On Monday, the National Weather Service alert said "the levee may fail at any time." Yesterday was "any time." This is the levee we've been telling you about in Poplar Bluff, Missouri. We reported on it yesterday, in fact. It failed in at least four spots along the Black River. Levees are barriers that are designed to prevent flooding. With this one failing, officials are ramping up evacuations in the area. They already ordered some evacuations. Around a thousand more people were told to evacuate on Tuesday.

Based on the way that the levee failed, authorities think Poplar Bluff won't get hit too badly. They expect most of the flood waters to end up in a more rural area. Of course, all of this is being caused by tremendous amounts of rain that have been falling there. A police official in Poplar Bluff said the city's gotten 15 inches of rain in the last four days, and more of it is on the way. The National Weather Service says parts of Missouri could see record flooding. That's why Governor Jay Nixon has sent out the Missouri National Guard to help with relief efforts and to reinforce levees.

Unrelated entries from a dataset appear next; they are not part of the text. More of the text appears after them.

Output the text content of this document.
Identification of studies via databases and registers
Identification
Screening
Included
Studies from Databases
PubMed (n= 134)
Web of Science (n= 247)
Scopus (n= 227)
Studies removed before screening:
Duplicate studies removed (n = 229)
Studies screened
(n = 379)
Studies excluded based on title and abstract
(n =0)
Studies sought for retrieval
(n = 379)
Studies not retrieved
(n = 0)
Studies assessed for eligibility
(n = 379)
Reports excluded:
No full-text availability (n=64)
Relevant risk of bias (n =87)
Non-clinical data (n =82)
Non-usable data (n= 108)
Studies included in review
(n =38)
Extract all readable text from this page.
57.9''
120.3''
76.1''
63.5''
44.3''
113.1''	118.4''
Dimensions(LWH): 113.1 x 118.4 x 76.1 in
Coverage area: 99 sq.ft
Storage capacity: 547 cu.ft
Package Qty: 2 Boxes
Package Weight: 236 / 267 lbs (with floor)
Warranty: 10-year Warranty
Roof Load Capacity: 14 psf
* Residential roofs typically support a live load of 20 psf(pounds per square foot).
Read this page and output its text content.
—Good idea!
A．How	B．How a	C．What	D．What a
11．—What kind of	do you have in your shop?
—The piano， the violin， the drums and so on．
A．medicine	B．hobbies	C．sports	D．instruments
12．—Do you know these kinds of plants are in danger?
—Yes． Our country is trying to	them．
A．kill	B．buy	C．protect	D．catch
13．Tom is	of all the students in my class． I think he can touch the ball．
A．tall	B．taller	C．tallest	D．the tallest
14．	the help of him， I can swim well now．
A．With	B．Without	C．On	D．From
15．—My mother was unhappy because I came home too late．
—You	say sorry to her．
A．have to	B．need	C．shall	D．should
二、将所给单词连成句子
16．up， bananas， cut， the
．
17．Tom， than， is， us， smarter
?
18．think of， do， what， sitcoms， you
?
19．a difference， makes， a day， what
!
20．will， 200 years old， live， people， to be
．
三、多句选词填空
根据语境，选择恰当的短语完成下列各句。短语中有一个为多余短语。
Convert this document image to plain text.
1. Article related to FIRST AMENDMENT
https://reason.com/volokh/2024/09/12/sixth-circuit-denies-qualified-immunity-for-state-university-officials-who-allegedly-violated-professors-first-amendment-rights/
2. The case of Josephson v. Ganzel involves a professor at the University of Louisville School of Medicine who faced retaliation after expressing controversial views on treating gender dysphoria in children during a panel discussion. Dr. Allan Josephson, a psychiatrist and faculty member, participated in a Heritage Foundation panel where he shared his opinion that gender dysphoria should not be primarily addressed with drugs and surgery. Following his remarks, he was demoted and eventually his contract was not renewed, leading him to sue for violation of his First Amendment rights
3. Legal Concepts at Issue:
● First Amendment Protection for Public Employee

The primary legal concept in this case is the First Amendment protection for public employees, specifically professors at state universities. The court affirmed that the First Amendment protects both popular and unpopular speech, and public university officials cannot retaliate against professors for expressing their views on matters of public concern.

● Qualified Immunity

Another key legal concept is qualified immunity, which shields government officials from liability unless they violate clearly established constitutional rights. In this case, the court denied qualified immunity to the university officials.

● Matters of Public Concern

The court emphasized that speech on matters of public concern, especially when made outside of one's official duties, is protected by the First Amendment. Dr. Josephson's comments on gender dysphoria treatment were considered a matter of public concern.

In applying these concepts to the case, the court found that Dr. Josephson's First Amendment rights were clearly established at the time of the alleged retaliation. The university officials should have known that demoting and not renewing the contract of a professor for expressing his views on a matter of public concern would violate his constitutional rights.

From Texas to Tennessee, states across the southern U.S. could face severe thunderstorms, possible tornadoes. But Arkansas, the state that's just to the south of Missouri, has already gotten slammed by severe weather. Storms tore through the state on Monday. More than a dozen homes destroyed, and at least eight people were killed. The state's governor said he was surprised there weren't more deaths given the amount of damage caused by the severe weather. He declared a state of emergency, which will free up money and government resources for the relief efforts. The winds, so powerful that they flipped over cars and ripped up trees, like you see here. The governor said normally, the wind would just snap the trees. But because the ground was so wet, the trees were just pulled right out by the wind.